A new study has shown that introducing physiologic cues to the in vitro culture of hepatocyte-like cells (HLCs) makes them a more relevant hepatocyte model that can be used in non-animal liver toxicity testing. The paper, published last week in Archives of Toxicology, is the result of a collaboration between the University of Edinburgh and biotechnology company Kirkstall Limited, as part of the NC3Rs CRACK IT Solutions technology partnering programme.
Liver toxicity is an important element to consider when developing new drugs. Currently, the testing is performed first in isolated primary liver models and then in regulatory animal toxicology studies. However, the high incidence of liver toxicity observed during preclinical and clinical development has called into question the utility of the currently used preclinical models and provided a driver for the development of potentially more relevant human cell-based assays.
For an in vitro approach to give accurate and reliable drug metabolism or toxicity data, it’s important that the cells are cultured in an environment that mimics physiological conditions. This includes providing a 3D structure, a stable environment with a flow of nutrients, and factors such as fluid shear stress (stress from exposure to the flow of fluid such as between tissues and capillaries). Evidence exists supporting the importance of fluid shear stress in other cell types, but it has been lacking in the case of hepatocytes.

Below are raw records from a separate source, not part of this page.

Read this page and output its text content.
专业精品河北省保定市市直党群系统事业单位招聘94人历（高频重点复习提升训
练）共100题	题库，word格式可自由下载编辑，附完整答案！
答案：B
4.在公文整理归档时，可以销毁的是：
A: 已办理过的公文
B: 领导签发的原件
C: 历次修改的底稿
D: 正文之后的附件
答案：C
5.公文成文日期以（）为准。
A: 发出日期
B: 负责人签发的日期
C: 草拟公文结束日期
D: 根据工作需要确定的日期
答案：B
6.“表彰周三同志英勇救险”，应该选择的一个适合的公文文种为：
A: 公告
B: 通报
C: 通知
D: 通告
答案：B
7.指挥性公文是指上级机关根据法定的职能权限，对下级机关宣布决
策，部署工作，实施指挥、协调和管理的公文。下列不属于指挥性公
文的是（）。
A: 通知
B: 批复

Using HLCs derived from embryonic stem cells, the researchers investigated the impact of fluid shear stress on two important liver functions - cytochrome P450 drug metabolism and serum protein secretion. The results demonstrated that HLCs exposed to fluid shear stress show improved metabolic capacity and a somatic phenotype more reflective of primary hepatocytes, when compared to HLCs cultured in static conditions.
The study confirms the importance of adding back human physiology factors to in vitro models, to make them more accurate and reliable. If successful, the new improved model will have the potential to reduce animal use by removing the need for primary animal liver cell cultures and by screening out compounds earlier in development that would otherwise fail in later animal studies due to unforeseen liver toxicity.